Merkel slaps down EU push for eurobonds

German Chancellor Angela Merkel slapped down a new European Union push for bonds issued jointly by the 17 euro nations, saying Tuesday that they wouldn't resolve the debt crisis and now is the wrong time to discuss them.

Merkel dug in on her resistance to calls for an instant solution to the crisis hours after the EU's top economic official tried to sell a skeptical Germany on Brussels' new drive for so-called "eurobonds," which the EU's executive Commission is now calling "stability bonds."

Merkel has staunchly opposed anything resembling eurobonds, which the Commission's head argues would be an effective way to avoid disaster as many countries' borrowing costs spiral higher in the debt crisis.

The chancellor noted in a speech to Germany's main employers' association that so-called eurobonds "have just come very much back into fashion."

But she was unbending in her opposition to introducing them, saying that what's important is to address shortcomings in the construction of the eurozone.

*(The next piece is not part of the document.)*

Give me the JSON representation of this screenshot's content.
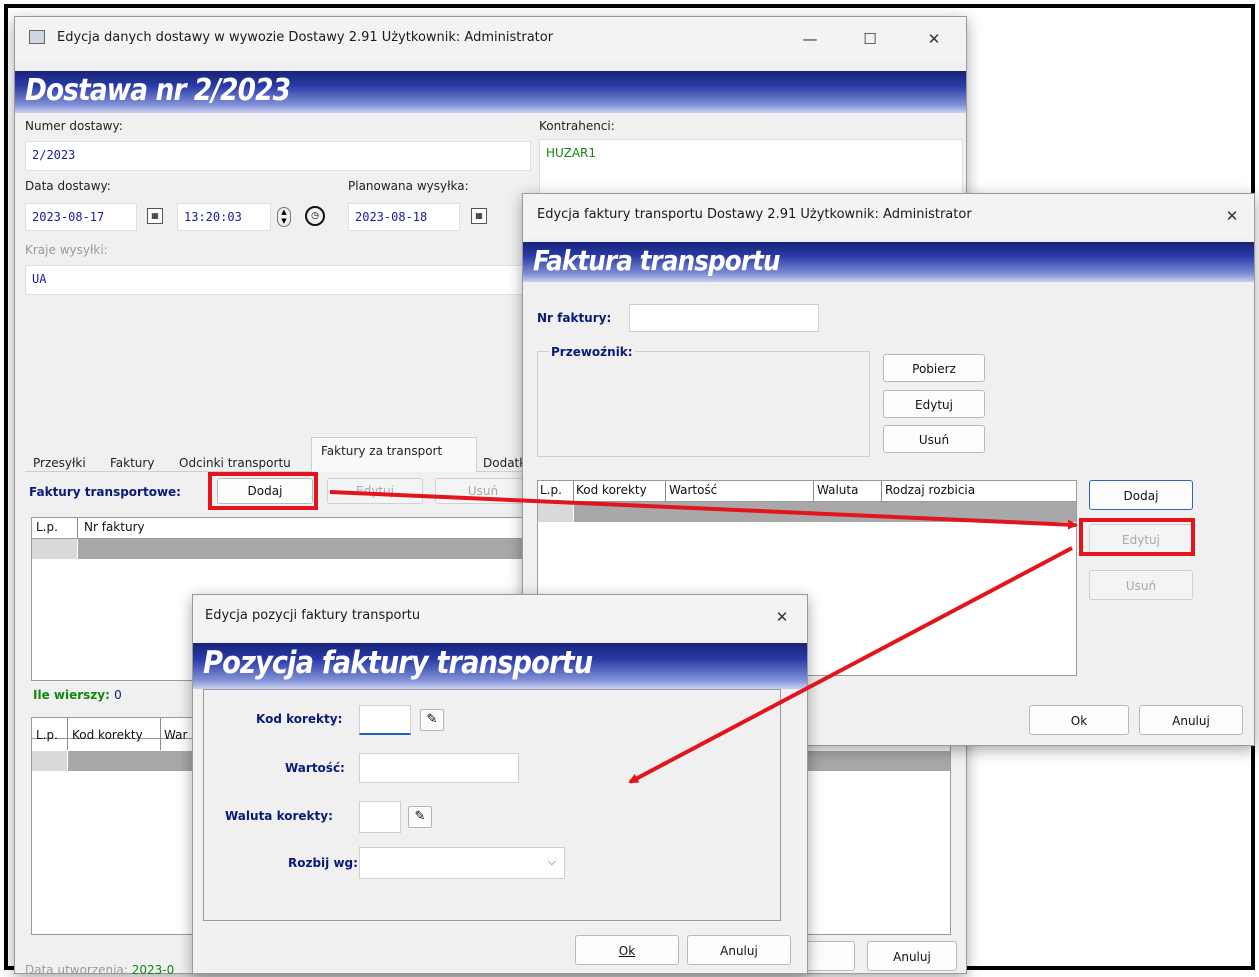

"If at all, this discussion belongs at the end -- so I don't find it particularly fitting that we are now once again conducting it in the middle of the crisis, as if it were the answer to this crisis," Merkel said. "In the long term, it isn't."

Merkel also underlined her resistance to mounting pressure for a major bond-buying campaign by the European Central Bank as a way of relieving pressure on other countries' borrowing costs.

She said of hopes of an immediate solution to the crisis: "I say yet again: there won't be one."

Earlier, EU monetary affairs commissioner Olli Rehn had sought to convince the same conference of the merits of eurobonds, though he acknowledged the difficulties.

"While the prospect of introducing stability bonds could help alleviate the sovereign debt crisis, I am also aware of the sometimes strong opposition against these ideas," Rehn said.

He said any type of eurobonds would have to go hand in hand with substantially reinforced fiscal surveillance and policy coordination.

"Stability bonds would require that any step in the further sharing of risk would have to be balanced by provisions that ensure sustainable public finances and avoid free riding on the consolidation efforts of other member states," Rehn added.